Apple Picking with Twins
I already wrote about our late summer adventure when we took the twins apple picking. Usually we’d do this later in fall, but we wanted to pick a certain type of apple — the honey crisp — and the seasons on those come early. Aside from that, autumn is our favorite time to go. They run the hayrides, the trees are changing colors, and the crisp weather just makes it seem right to be be out harvesting something.
Plus, with the holidays looming just around the corner, a trip to the orchards can come in handy. It’s a great time to stock up on apples to make applesauce, pies, and other treats. And in later, colder months when you make them, they’ll remind you of that crazy time you took the twins out on the wagon to go apple picking.
Nature Hikes and Photo Shoots
Autumn brings out the best in Mother Nature. Take your twins out to enjoy the colorful trees, the busy animals, and the cooler weather! The bugs aren’t as bad, or at least they won’t be once we get a hard freeze. At the lake house, we take a couple of these “nature walks”, usually following the same route. Our boys pick up rocks and collect acorns. We take turns pushing them in strollers, or pulling them in the Radio Flyer wagon, or carrying them, or holding their hands. And we all enjoy watching the landscape slowly switch over to fall.
An important side benefit of these walks is that they tend to tire the twins out, which is getting harder and harder to do. As we spend more time indoors, everyone starts to get a little stir crazy. A walk in the cool, fresh air is like a magic bullet before nap time.

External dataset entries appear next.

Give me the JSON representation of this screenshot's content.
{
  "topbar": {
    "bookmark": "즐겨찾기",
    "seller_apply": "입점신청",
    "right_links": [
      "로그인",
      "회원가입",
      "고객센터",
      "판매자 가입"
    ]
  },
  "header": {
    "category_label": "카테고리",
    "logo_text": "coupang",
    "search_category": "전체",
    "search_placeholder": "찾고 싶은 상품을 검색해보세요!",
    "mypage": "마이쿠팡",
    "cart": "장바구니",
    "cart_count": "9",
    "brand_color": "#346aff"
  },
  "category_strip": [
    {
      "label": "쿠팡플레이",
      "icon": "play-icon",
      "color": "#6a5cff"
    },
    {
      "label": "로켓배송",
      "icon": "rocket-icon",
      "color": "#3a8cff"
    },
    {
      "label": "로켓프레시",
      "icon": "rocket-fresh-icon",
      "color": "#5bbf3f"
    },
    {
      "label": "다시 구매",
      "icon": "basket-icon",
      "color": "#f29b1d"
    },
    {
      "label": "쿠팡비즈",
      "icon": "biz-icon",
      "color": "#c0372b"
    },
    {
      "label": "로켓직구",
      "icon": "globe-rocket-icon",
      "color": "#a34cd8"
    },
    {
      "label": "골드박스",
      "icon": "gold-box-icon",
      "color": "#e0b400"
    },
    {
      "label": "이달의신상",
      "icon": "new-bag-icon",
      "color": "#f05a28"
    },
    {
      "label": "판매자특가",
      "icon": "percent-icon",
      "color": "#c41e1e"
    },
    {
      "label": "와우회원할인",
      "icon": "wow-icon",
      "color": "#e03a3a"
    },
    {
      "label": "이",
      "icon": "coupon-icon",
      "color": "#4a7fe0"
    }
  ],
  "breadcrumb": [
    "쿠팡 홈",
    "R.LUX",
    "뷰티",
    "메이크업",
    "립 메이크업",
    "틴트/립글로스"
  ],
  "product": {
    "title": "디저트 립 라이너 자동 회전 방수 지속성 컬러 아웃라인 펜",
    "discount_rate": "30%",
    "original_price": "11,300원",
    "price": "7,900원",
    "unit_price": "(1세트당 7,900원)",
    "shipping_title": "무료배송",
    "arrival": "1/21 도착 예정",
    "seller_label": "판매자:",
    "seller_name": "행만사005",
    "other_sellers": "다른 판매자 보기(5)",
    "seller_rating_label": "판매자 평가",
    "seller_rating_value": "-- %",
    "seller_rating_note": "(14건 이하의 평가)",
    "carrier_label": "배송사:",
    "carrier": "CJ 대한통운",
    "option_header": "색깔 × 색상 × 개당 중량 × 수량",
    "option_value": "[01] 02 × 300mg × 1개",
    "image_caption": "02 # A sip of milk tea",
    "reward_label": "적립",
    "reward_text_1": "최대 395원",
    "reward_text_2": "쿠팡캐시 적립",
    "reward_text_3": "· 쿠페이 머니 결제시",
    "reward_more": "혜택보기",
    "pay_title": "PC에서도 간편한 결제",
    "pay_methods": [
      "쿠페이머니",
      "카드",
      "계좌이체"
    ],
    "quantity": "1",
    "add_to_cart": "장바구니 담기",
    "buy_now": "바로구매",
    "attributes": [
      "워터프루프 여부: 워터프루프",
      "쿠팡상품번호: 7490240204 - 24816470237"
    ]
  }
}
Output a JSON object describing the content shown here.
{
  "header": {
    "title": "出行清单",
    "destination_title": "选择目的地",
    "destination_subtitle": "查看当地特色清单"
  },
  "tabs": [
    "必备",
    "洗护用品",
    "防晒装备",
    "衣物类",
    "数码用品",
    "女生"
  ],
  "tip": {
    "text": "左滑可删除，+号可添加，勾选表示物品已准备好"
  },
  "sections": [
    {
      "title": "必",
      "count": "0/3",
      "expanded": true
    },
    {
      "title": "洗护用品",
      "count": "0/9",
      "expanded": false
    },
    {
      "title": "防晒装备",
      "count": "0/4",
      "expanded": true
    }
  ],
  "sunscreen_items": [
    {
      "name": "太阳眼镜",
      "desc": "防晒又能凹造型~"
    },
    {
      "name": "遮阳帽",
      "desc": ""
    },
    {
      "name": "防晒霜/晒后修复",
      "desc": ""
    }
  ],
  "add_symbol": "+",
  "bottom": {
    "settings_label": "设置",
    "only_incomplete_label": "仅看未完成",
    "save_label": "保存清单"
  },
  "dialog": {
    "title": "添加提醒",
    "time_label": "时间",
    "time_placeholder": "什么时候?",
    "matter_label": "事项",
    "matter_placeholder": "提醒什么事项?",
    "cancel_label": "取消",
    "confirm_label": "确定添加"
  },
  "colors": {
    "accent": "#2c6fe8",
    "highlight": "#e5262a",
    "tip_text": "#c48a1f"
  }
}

Halloween Costumes and Festivities
There are few times you’ll be more excited about having twins (or multiples, or just children in general) than Halloween. There are so many individual or coordinated costumes to consider. So many costume contests to win! How do you even begin to choose from all of them? My aunt came up with a clever idea when her kids were little (2-4 years old) — they dressed each of them as what they wanted to be when the grew up. The best part: my little cousin wanted to become his current hero, the ice cream man.
Hitting a pumpkin patch is also a great fall activity. We make a whole day out of it: packing a lunch, taking the hayride, letting our little ones each pick out their own pumpkin. Carving jack-o-lanterns and roasting pumpkin seeds are proud traditions around here, ones I can’t wait to make the twins a part of them.
Fall Festivals and County Fairs
My parents, also known as “Grandma & Grandpa”, are crazy about fall festivals. Given a crisp autumn day without anything on the calendar, they will literally search the entire bi-state area for anything resembling a craft fair or outdoor festival. Anything will do: Hispanic festivals (when we’re obviously not Hispanic), apple festivals, county fairs, you name it. As a kid, I used to grouse about these “joyful rides in the country” but I do have to admire my parents’ tenacity in finding them.
At 16 months, our twins are just reaching the age where new people and places can make an impression on them. Little county fairs and festivals offer the opportunity to do just that, and to enjoy the cooler weather besides. Especially if we can combine a drive up the scenic river road, take in some new sights and experiences, and still be home for nap time.
The best part of raking up leaves is when there’s a big pile for everyone to jump in. The whole family can pile in there and jump around. Usually by the time that leaves are down, we’re wearing long pants and long sleeves (if not jackets or coats); between that and the crunchy leaf pile, it makes for a fun and somewhat padded play experience. I’m sure we’ll have to watch the boys closely to make sure they don’t eat [too many] dead leaves, and monitor their big sister even more closely so that no one takes a stick in the eye.
I have this image in my head of a great camera-timer photo with our family of five in a giant leaf pile, and cascades of dry leaves showering down around us (because we’re throwing them up in the air). An important side benefit of this activity is that it gets the kids involved in yard work, and that’s something you can never start on too early.